Just in case you were wondering, the Wall Street Journal has declared the bear market in Nasdaq over. After the close on Wednesday the paper wrote that the Wednesday rally saw U.S. stocks "sending the Nasdaq Composite Index back into bull territory and ending the longest Nasdaq bear market since the financial crisis."
I guess we have to wait a bit longer for them to declare the bear market over for the S&P 500. I suppose I could do the math myself to see what up 20% is, but we also have that magical 4230 level to contend with.
I realize some might scoff at these definitions. I know I certainly do. I mean, after all, Barron's, the Wall Street Journal's sister publication waited until we were in that "official bear market" to tell us on June 20 that "The Stock Market Will Get Worse Before It Gets a Lot Better."

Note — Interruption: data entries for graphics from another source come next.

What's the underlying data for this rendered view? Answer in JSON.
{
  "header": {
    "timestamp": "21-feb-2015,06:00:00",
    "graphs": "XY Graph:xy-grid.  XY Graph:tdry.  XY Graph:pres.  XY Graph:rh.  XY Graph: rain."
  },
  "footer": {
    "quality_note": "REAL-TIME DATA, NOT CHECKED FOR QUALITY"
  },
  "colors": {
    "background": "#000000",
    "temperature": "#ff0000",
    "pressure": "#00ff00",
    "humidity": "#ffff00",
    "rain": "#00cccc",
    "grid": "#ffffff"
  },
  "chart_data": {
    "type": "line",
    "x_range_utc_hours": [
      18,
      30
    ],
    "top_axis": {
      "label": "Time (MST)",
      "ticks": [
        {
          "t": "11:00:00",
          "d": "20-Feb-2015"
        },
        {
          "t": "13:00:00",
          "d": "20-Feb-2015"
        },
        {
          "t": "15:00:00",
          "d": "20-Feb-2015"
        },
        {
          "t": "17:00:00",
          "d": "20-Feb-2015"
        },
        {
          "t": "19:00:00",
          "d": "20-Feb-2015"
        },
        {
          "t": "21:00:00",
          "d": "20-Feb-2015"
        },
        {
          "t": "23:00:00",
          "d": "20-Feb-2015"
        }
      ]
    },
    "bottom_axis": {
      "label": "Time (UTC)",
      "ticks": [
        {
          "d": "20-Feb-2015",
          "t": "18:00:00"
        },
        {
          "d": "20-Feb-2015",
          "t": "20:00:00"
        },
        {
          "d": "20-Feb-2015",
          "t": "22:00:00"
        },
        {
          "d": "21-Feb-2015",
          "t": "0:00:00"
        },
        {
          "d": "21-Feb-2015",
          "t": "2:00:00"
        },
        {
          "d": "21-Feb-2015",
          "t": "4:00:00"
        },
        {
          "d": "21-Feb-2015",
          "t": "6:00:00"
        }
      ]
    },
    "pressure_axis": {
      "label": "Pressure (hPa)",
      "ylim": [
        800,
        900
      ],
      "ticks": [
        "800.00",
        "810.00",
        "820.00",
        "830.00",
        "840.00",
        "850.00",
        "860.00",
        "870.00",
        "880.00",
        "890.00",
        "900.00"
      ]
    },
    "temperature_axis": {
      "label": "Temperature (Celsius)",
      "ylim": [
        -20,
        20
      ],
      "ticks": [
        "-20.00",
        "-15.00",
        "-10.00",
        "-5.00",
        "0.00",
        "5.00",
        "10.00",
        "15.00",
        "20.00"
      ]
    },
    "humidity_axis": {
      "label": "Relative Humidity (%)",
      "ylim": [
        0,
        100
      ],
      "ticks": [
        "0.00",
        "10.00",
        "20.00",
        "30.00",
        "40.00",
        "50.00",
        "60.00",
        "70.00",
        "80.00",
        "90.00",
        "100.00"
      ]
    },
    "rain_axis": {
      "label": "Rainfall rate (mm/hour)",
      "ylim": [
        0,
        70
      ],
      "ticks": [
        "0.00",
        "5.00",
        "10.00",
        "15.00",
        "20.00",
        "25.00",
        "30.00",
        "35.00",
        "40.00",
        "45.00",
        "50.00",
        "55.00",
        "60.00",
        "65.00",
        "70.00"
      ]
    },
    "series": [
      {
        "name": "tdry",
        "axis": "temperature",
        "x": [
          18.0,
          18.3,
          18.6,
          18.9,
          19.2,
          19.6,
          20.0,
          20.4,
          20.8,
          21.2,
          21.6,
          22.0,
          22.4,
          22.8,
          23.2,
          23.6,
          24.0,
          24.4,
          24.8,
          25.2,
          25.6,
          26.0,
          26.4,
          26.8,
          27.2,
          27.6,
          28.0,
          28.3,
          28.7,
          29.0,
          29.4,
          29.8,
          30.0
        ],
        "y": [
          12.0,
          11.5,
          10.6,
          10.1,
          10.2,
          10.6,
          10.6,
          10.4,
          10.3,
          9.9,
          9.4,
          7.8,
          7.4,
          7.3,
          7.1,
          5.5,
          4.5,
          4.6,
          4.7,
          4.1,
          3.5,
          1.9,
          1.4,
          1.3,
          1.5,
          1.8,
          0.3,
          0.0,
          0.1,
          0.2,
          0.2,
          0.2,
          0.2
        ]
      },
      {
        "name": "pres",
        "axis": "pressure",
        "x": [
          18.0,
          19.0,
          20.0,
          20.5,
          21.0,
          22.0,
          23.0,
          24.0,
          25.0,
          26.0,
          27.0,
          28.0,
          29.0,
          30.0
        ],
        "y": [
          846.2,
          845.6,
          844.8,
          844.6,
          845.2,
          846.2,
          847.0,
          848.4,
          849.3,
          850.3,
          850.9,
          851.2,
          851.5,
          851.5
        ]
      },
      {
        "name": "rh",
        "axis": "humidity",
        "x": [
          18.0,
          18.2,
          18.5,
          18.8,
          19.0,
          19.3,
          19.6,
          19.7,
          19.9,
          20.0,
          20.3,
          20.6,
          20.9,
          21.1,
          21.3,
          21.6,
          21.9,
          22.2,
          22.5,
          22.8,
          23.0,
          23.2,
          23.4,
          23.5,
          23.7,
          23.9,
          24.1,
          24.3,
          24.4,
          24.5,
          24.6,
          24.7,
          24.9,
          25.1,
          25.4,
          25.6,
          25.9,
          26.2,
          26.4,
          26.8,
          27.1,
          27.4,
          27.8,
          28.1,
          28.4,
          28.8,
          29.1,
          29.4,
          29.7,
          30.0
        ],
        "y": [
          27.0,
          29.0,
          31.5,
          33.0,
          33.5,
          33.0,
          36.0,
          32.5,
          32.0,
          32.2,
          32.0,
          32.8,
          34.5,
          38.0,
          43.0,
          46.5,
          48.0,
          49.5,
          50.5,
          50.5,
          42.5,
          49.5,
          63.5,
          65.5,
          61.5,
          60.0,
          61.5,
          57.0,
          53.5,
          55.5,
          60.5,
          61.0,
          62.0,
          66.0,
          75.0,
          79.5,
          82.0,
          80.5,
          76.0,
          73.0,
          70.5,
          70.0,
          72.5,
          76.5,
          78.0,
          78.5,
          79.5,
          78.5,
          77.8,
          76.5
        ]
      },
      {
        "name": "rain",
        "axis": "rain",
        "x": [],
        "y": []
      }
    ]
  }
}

So, is sentiment now bullish?
In some places it is, in others it is not. The put/call ratio remains stubbornly high with a reading on Wednesday of .97. But the Investors Intelligence bulls are now at 44.4%, the highest since January and up from 26.5% in June. The bears are now 27.8%, down from 44.1% in June. The bears are the fewest since early February. So, essentially the bears and bulls have changed places since June. This is no surprise, is it? If the market doesn't fall apart between now and the end of the week, I would expect the bulls might be kissing 50% next week.
Then there is the Daily Sentiment Index (DSI). For the S&P and Nasdaq, they are dead neutral at 45 for the S&P and 51 for Nasdaq. It is the Volatility Index where we see a lot of complacency. The DSI is now at 15 for the VIX.
As a reminder, a reading in the low teens is a warning -- think yellow light. A reading in the single digits is a red light. The extremes for this indicator are single digits and over 90. Nasdaq got to single digits in June. So did bonds. Recall we also saw the DSI over 90 for oil in June.
It doesn't always work so perfectly, but I have found this indicator very useful over the years. It takes an awful lot to get it to an extreme, which is why I believe it works.
Elsewhere, the breadth was good, as it has been for the most part. The McClellan Summation Index built up its cushion again from the thin one it had gotten to on Tuesday. The number of stocks making new highs for the NYSE expanded, but Nasdaq's fell. Nasdaq had 103 new highs early this week and Wednesday had 70. In fact Wednesday brought more new lows than highs for Nasdaq once again.
We'll stay focused on the indicators, especially the VIX. Any more upside in the S&P ought to take that DSI down at, near or into the single digits. Don't get complacent just because the Wall Street Journal says it's a new bull market!